December 16, 1993|By Michael James | Michael James,Staff Writer

Arthur William Bolden's life ended three weeks ago after a vicious beating on an East Baltimore street, but it wasn't until he became a statistic that anyone gave him a second thought.

Mr. Bolden -- homeless, infected with the human immunodeficiency virus and, by his own family's description, a hopeless drug addict -- was classified yesterday as the year's 336th homicide victim by the state medical examiner.

As a result, 1993 is officially the deadliest year in Baltimore's history.

"I guess this is the only way anyone will ever remember him," said his sister, Margo Davis, 35. "He was a hellion. He took and took and took from life, and finally his past caught up with him. It's a very, very sad story."

Mr. Bolden died Nov. 27 at Johns Hopkins Hospital, but it was weeks before autopsy results could determine whether the 40-year-old man died of injuries from the Nov. 3 beating or of natural causes.

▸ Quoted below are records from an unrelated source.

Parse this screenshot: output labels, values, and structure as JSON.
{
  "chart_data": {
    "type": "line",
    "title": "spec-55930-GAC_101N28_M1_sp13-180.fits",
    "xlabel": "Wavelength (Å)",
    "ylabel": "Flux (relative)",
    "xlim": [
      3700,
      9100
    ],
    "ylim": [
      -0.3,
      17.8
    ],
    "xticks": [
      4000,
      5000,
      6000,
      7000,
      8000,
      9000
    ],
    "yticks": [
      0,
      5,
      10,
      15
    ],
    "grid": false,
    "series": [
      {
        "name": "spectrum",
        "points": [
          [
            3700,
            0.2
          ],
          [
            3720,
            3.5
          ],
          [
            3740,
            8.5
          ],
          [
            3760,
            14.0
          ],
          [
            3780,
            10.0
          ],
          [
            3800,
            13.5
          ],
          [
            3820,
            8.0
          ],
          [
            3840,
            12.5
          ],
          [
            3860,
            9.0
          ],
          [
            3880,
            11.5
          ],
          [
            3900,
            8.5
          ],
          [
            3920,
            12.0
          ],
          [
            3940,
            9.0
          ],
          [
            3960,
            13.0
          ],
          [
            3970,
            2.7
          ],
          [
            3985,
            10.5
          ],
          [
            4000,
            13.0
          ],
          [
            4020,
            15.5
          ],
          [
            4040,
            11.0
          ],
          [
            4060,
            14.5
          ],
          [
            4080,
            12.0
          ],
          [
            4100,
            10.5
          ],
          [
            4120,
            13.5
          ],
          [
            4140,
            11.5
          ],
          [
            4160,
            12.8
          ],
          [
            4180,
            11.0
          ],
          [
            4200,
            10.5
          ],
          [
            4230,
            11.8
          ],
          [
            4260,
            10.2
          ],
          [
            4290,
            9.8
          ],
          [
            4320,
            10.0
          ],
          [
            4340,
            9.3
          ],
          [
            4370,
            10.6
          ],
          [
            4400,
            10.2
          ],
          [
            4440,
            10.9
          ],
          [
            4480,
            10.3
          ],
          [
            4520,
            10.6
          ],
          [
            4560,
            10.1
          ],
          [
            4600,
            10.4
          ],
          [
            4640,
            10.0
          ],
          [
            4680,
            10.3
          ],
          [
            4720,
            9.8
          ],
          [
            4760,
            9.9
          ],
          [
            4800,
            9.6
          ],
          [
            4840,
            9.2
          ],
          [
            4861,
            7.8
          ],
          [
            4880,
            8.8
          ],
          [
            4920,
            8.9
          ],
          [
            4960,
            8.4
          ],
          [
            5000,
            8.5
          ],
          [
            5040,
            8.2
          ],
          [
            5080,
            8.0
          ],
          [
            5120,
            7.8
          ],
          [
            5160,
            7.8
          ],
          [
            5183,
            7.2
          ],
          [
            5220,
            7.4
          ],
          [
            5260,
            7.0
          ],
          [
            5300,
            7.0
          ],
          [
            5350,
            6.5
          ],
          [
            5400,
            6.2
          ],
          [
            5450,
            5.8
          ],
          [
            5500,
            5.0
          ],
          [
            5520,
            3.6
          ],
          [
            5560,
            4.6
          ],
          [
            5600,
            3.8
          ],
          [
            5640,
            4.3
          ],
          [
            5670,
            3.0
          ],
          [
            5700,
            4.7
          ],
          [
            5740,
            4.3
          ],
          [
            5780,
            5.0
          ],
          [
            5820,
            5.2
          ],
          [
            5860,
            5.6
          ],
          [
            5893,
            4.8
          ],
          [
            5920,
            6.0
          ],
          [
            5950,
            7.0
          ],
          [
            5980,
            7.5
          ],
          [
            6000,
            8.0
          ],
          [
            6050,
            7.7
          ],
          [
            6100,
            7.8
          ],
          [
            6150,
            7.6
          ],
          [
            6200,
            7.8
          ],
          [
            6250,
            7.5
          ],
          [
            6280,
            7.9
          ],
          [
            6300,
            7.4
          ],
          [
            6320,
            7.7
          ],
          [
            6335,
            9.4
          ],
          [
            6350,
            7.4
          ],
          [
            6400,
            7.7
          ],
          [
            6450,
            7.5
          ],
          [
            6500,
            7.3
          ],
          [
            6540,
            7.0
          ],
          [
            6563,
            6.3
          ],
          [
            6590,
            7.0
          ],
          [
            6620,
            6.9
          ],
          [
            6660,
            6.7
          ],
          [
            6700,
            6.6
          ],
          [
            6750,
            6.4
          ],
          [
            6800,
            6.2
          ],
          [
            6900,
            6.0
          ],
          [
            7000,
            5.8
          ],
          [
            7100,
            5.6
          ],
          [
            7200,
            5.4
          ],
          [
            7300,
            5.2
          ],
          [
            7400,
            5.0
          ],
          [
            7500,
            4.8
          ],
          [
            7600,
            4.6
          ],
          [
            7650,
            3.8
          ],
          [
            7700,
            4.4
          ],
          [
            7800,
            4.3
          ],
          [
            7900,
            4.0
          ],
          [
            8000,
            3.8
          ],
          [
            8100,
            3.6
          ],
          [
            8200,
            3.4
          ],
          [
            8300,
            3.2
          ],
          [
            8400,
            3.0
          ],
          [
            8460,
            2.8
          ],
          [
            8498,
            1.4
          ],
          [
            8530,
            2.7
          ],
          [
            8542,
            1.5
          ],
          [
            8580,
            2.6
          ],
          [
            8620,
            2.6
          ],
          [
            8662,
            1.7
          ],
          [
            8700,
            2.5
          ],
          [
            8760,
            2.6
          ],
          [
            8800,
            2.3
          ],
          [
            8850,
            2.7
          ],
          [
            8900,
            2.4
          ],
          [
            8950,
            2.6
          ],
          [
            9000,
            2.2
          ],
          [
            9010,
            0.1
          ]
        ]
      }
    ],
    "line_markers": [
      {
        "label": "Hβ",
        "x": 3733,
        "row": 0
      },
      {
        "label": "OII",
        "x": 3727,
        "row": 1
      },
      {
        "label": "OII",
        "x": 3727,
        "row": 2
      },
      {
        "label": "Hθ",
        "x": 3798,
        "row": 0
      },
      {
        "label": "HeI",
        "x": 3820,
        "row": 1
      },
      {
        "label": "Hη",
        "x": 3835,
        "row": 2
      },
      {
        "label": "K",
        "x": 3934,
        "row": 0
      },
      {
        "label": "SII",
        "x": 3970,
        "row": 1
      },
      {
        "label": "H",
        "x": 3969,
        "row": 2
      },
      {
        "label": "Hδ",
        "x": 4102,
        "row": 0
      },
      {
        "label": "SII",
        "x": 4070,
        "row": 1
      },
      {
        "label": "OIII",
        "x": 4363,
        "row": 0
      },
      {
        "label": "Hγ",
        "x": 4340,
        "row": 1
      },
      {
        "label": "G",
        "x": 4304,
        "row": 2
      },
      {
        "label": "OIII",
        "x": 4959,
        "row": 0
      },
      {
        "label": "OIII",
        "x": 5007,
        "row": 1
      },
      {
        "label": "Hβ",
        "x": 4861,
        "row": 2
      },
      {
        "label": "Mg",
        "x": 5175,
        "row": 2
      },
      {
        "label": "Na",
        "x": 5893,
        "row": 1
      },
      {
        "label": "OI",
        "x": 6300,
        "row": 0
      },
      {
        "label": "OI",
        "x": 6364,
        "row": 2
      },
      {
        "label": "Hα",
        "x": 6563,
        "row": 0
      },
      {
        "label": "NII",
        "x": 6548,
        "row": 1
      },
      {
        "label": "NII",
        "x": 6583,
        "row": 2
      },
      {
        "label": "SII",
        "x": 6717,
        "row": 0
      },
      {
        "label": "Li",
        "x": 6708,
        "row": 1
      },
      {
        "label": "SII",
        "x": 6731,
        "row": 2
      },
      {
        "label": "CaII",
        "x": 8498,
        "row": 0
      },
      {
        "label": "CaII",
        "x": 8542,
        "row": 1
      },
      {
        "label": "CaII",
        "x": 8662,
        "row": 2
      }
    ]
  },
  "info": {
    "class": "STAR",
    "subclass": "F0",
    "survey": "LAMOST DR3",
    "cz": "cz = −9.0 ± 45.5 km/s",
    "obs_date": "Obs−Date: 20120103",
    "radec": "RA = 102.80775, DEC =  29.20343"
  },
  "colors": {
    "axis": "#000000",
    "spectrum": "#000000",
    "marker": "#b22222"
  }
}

"The victim had health problems that had to be excluded as a possible cause of death before it could be established that it was actually his beating injuries that killed him," said Agent Doug Price, a city police spokesman.

Mr. Bolden was found on the sidewalk in the 2400 block of E. Biddle St., where one or more attackers had punched and kicked him so severely that he had a brain hemorrhage. His pancreas was also knocked out of place by the attack.

Police said they don't know of a motive for the beating or of any witnesses or suspects.

"It was probably someone who he'd done wrong to before, someone who recognized him, maybe somebody he'd stolen from. He had done a lot of things to people," said Ms. Davis. She said her brother had been arrested more than a dozen times for minor drug and petty theft offenses. "He never spent more than a year at a time in jail in his life. But it seems like the only time we'd ever hear from him was when he was in jail or in the hospital," said Ms. Davis, a nursing technician at a Towson nursing home.

She said that although Mr. Bolden was an embarrassment to the family, an eighth-grade dropout who would rather sleep in a vacant building than in a bed, family members never ran out of pity for him.

Once, in the late 1970s after he had been arrested for drug possession and theft, they pooled their money and sent him to Hawaii to a drug treatment program. He stayed there for four years and reached the pinnacle of his life, Ms. Davis said.

"He stopped using drugs. He got a driver's license and a car. He was a different man," Ms. Davis said. "He came back and got a job in a Towson bagel shop. He was doing great.

"But all the people he knew from the streets were still there. They were still on the street corners. And after about six months, he fell back into it again. He never came back."

Ms. Davis lives on East 27th Street in a clean, homey apartment that, despite being in a crime-ridden neighborhood, "would have been a good place for him to lay his head once in a while," she said. But he preferred living on the street. She said he once told her, "I love to do drugs. I'll do them until I die."

Mr. Bolden's criminal activity centered on stealing from commercial trucks passing through the neighborhood, she said. And he occasionally robbed someone on the street.

"He knew how bad he'd become," his sister said. "He was a slave to his habit. He once said to me, 'Just look at my life. Look what I've become. I'm so tired I just wish I could lay down to die.' "

"That's always made me wonder. What is it in a person that makes them want to do [drugs] until they die?" Ms. Davis said. "Love is blind. I still felt sorry for him. In a way, I'm glad he's laid down to rest. He was no longer living. He was just here."